The three women joined Ruth. If anyone could contaminate a site it was Ruth, and the damage was probably already done. Besides, they were there to decontaminate it.

“So what do we do?” Dominique asked as Clara planted the prayer stick into the flower bed beside where Lillian’s body was found.

“We’re going to do a ritual,” Myrna explained. “It’s called smudging. We light this,” Myrna held up the dried herbs, “and then we walk around the garden with it.”

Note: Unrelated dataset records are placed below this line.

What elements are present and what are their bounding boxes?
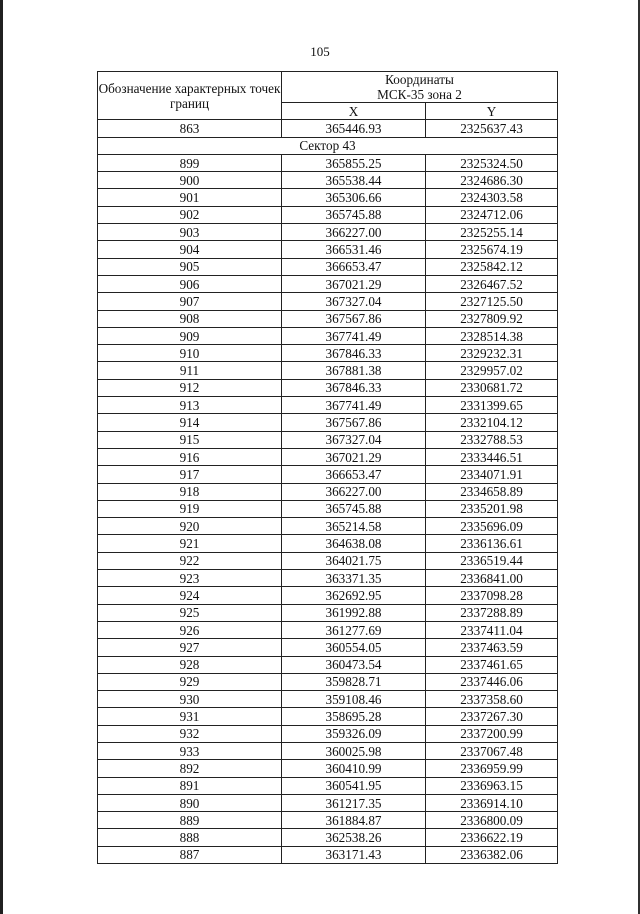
point-label-header: Обозначение характерных точек границ — [98, 72, 282, 120]
table-row — [98, 154, 558, 171]
point-number-cell: 904 — [98, 241, 282, 258]
point-number-cell: 913 — [98, 397, 282, 414]
table-row — [98, 846, 558, 863]
x-coordinate-cell: 366227.00 — [282, 483, 426, 500]
table-row — [98, 483, 558, 500]
point-number-cell: 901 — [98, 189, 282, 206]
point-number-cell: 863 — [98, 120, 282, 137]
x-coordinate-cell: 364638.08 — [282, 535, 426, 552]
table-row — [98, 120, 558, 137]
table-row — [98, 310, 558, 327]
table-row — [98, 604, 558, 621]
y-coordinate-cell: 2325255.14 — [426, 224, 558, 241]
table-row — [98, 518, 558, 535]
point-number-cell: 921 — [98, 535, 282, 552]
x-coordinate-cell: 361992.88 — [282, 604, 426, 621]
x-coordinate-cell: 360554.05 — [282, 639, 426, 656]
coordinates-header — [282, 72, 558, 103]
point-number-cell: 930 — [98, 691, 282, 708]
y-coordinate-cell: 2325324.50 — [426, 154, 558, 171]
y-coordinate-cell: 2329957.02 — [426, 362, 558, 379]
point-number-cell: 918 — [98, 483, 282, 500]
y-coordinate-cell: 2337461.65 — [426, 656, 558, 673]
x-coordinate-cell: 359108.46 — [282, 691, 426, 708]
table-row — [98, 708, 558, 725]
y-coordinate-cell: 2324303.58 — [426, 189, 558, 206]
y-coordinate-cell: 2324686.30 — [426, 172, 558, 189]
point-number-cell: 911 — [98, 362, 282, 379]
x-coordinate-cell: 364021.75 — [282, 552, 426, 569]
point-number-cell: 892 — [98, 760, 282, 777]
x-column-header: X — [282, 103, 426, 120]
x-coordinate-cell: 363171.43 — [282, 846, 426, 863]
x-coordinate-cell: 365538.44 — [282, 172, 426, 189]
y-coordinate-cell: 2325842.12 — [426, 258, 558, 275]
table-row — [98, 172, 558, 189]
y-coordinate-cell: 2332788.53 — [426, 431, 558, 448]
x-coordinate-cell: 367846.33 — [282, 345, 426, 362]
point-number-cell: 888 — [98, 829, 282, 846]
point-number-cell: 900 — [98, 172, 282, 189]
table-row — [98, 691, 558, 708]
y-coordinate-cell: 2337358.60 — [426, 691, 558, 708]
y-coordinate-cell: 2330681.72 — [426, 379, 558, 396]
x-coordinate-cell: 367327.04 — [282, 431, 426, 448]
point-number-cell: 909 — [98, 327, 282, 344]
x-coordinate-cell: 358695.28 — [282, 708, 426, 725]
table-row — [98, 725, 558, 742]
table-row — [98, 587, 558, 604]
x-coordinate-cell: 367846.33 — [282, 379, 426, 396]
sector-row — [98, 137, 558, 154]
table-row — [98, 241, 558, 258]
table-row — [98, 189, 558, 206]
y-coordinate-cell: 2325637.43 — [426, 120, 558, 137]
y-coordinate-cell: 2336382.06 — [426, 846, 558, 863]
table-row — [98, 812, 558, 829]
coordinates-table — [97, 71, 558, 864]
point-number-cell: 933 — [98, 742, 282, 759]
table-row — [98, 656, 558, 673]
point-number-cell: 923 — [98, 570, 282, 587]
point-number-cell: 927 — [98, 639, 282, 656]
x-coordinate-cell: 366653.47 — [282, 258, 426, 275]
point-number-cell: 920 — [98, 518, 282, 535]
x-coordinate-cell: 367741.49 — [282, 397, 426, 414]
y-coordinate-cell: 2334071.91 — [426, 466, 558, 483]
point-number-cell: 922 — [98, 552, 282, 569]
table-row — [98, 570, 558, 587]
table-row — [98, 760, 558, 777]
y-coordinate-cell: 2337411.04 — [426, 621, 558, 638]
point-number-cell: 914 — [98, 414, 282, 431]
table-row — [98, 431, 558, 448]
point-number-cell: 903 — [98, 224, 282, 241]
point-number-cell: 889 — [98, 812, 282, 829]
y-coordinate-cell: 2333446.51 — [426, 448, 558, 465]
x-coordinate-cell: 365745.88 — [282, 206, 426, 223]
point-number-cell: 932 — [98, 725, 282, 742]
x-coordinate-cell: 360410.99 — [282, 760, 426, 777]
point-number-cell: 906 — [98, 275, 282, 292]
x-coordinate-cell: 367567.86 — [282, 310, 426, 327]
x-coordinate-cell: 365306.66 — [282, 189, 426, 206]
y-coordinate-cell: 2337067.48 — [426, 742, 558, 759]
y-coordinate-cell: 2337446.06 — [426, 673, 558, 690]
x-coordinate-cell: 363371.35 — [282, 570, 426, 587]
y-coordinate-cell: 2336959.99 — [426, 760, 558, 777]
point-number-cell: 931 — [98, 708, 282, 725]
y-coordinate-cell: 2331399.65 — [426, 397, 558, 414]
sector-header-body — [98, 137, 558, 154]
table-row — [98, 379, 558, 396]
point-number-cell: 891 — [98, 777, 282, 794]
x-coordinate-cell: 360473.54 — [282, 656, 426, 673]
y-coordinate-cell: 2325674.19 — [426, 241, 558, 258]
y-coordinate-cell: 2324712.06 — [426, 206, 558, 223]
sector-label: Сектор 43 — [98, 137, 558, 154]
y-coordinate-cell: 2336136.61 — [426, 535, 558, 552]
table-row — [98, 829, 558, 846]
table-row — [98, 794, 558, 811]
x-coordinate-cell: 361217.35 — [282, 794, 426, 811]
y-coordinate-cell: 2332104.12 — [426, 414, 558, 431]
y-column-header: Y — [426, 103, 558, 120]
table-row — [98, 293, 558, 310]
x-coordinate-cell: 365855.25 — [282, 154, 426, 171]
rows-before-sector — [98, 120, 558, 137]
y-coordinate-cell: 2329232.31 — [426, 345, 558, 362]
table-row — [98, 466, 558, 483]
table-row — [98, 742, 558, 759]
table-row — [98, 258, 558, 275]
point-number-cell: 887 — [98, 846, 282, 863]
point-number-cell: 908 — [98, 310, 282, 327]
point-number-cell: 899 — [98, 154, 282, 171]
y-coordinate-cell: 2336622.19 — [426, 829, 558, 846]
coordinates-title: Координаты — [385, 72, 454, 87]
x-coordinate-cell: 360025.98 — [282, 742, 426, 759]
point-number-cell: 912 — [98, 379, 282, 396]
x-coordinate-cell: 367881.38 — [282, 362, 426, 379]
y-coordinate-cell: 2335696.09 — [426, 518, 558, 535]
x-coordinate-cell: 367741.49 — [282, 327, 426, 344]
x-coordinate-cell: 365214.58 — [282, 518, 426, 535]
y-coordinate-cell: 2336841.00 — [426, 570, 558, 587]
table-header — [98, 72, 558, 120]
y-coordinate-cell: 2336914.10 — [426, 794, 558, 811]
table-row — [98, 621, 558, 638]
y-coordinate-cell: 2328514.38 — [426, 327, 558, 344]
table-row — [98, 397, 558, 414]
table-row — [98, 673, 558, 690]
point-number-cell: 928 — [98, 656, 282, 673]
x-coordinate-cell: 366653.47 — [282, 466, 426, 483]
x-coordinate-cell: 361277.69 — [282, 621, 426, 638]
y-coordinate-cell: 2337200.99 — [426, 725, 558, 742]
x-coordinate-cell: 365446.93 — [282, 120, 426, 137]
point-number-cell: 925 — [98, 604, 282, 621]
point-number-cell: 907 — [98, 293, 282, 310]
sector-rows — [98, 154, 558, 863]
table-row — [98, 777, 558, 794]
x-coordinate-cell: 367567.86 — [282, 414, 426, 431]
point-number-cell: 919 — [98, 500, 282, 517]
y-coordinate-cell: 2336963.15 — [426, 777, 558, 794]
table-row — [98, 552, 558, 569]
table-row — [98, 414, 558, 431]
y-coordinate-cell: 2327809.92 — [426, 310, 558, 327]
x-coordinate-cell: 359326.09 — [282, 725, 426, 742]
point-number-cell: 890 — [98, 794, 282, 811]
table-row — [98, 535, 558, 552]
table-row — [98, 345, 558, 362]
y-coordinate-cell: 2336800.09 — [426, 812, 558, 829]
x-coordinate-cell: 365745.88 — [282, 500, 426, 517]
point-number-cell: 917 — [98, 466, 282, 483]
point-number-cell: 915 — [98, 431, 282, 448]
y-coordinate-cell: 2334658.89 — [426, 483, 558, 500]
x-coordinate-cell: 362538.26 — [282, 829, 426, 846]
y-coordinate-cell: 2335201.98 — [426, 500, 558, 517]
table-row — [98, 362, 558, 379]
x-coordinate-cell: 367327.04 — [282, 293, 426, 310]
table-row — [98, 448, 558, 465]
x-coordinate-cell: 366531.46 — [282, 241, 426, 258]
x-coordinate-cell: 361884.87 — [282, 812, 426, 829]
y-coordinate-cell: 2337267.30 — [426, 708, 558, 725]
point-number-cell: 924 — [98, 587, 282, 604]
y-coordinate-cell: 2326467.52 — [426, 275, 558, 292]
table-row — [98, 500, 558, 517]
x-coordinate-cell: 359828.71 — [282, 673, 426, 690]
page-number: 105 — [310, 44, 330, 59]
table-row — [98, 224, 558, 241]
x-coordinate-cell: 360541.95 — [282, 777, 426, 794]
x-coordinate-cell: 362692.95 — [282, 587, 426, 604]
scan-edge-left — [0, 0, 3, 914]
table-row — [98, 206, 558, 223]
y-coordinate-cell: 2337463.59 — [426, 639, 558, 656]
x-coordinate-cell: 367021.29 — [282, 448, 426, 465]
y-coordinate-cell: 2337098.28 — [426, 587, 558, 604]
point-number-cell: 929 — [98, 673, 282, 690]
point-number-cell: 916 — [98, 448, 282, 465]
point-number-cell: 902 — [98, 206, 282, 223]
table-row — [98, 327, 558, 344]
y-coordinate-cell: 2336519.44 — [426, 552, 558, 569]
x-coordinate-cell: 366227.00 — [282, 224, 426, 241]
table-row — [98, 275, 558, 292]
table-row — [98, 639, 558, 656]
point-number-cell: 926 — [98, 621, 282, 638]
point-number-cell: 905 — [98, 258, 282, 275]
y-coordinate-cell: 2337288.89 — [426, 604, 558, 621]
y-coordinate-cell: 2327125.50 — [426, 293, 558, 310]
point-number-cell: 910 — [98, 345, 282, 362]
x-coordinate-cell: 367021.29 — [282, 275, 426, 292]
coordinate-system: МСК-35 зона 2 — [377, 87, 462, 102]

Ruth was staring at the cigar of herbs. “Freud might have a little something to say about your ritual.”

“Sometimes a smudge stick is just a smudge stick,” said Clara.

“Why’re we doing this?” Dominique asked. This was clearly a side to her neighbors she hadn’t seen before and it didn’t seem an improvement.

“To get rid of the bad spirits,” said Myrna. It did, when said so baldly, sound a little unlikely. But Myrna believed it, with all her considerable heart.

Dominique turned to Ruth. “Well, I guess you’re screwed.”

There was a pause and then Ruth snorted in laughter. Hearing that Clara wondered whether turning into Ruth Zardo would be such a bad thing.

“First, we form a circle,” said Myrna. And they did. Myrna lit the sage and sweetgrass and walked from Clara to Dominique to Ruth, wafting the perfumed smoke over each woman. For protection, for peace.

Clara inhaled and closed her eyes as the soft smoke swirled around her for a moment. Taking, said Myrna, all their negative energy. The bad spirits, outside and in. Absorbing them. And making room for healing.

Then they walked around the garden, not just the dreadful place Lillian had died, but the entire garden. They took turns drifting smoke into the trees, into the babbling Rivière Bella Bella, into the roses and peonies and black-centered irises.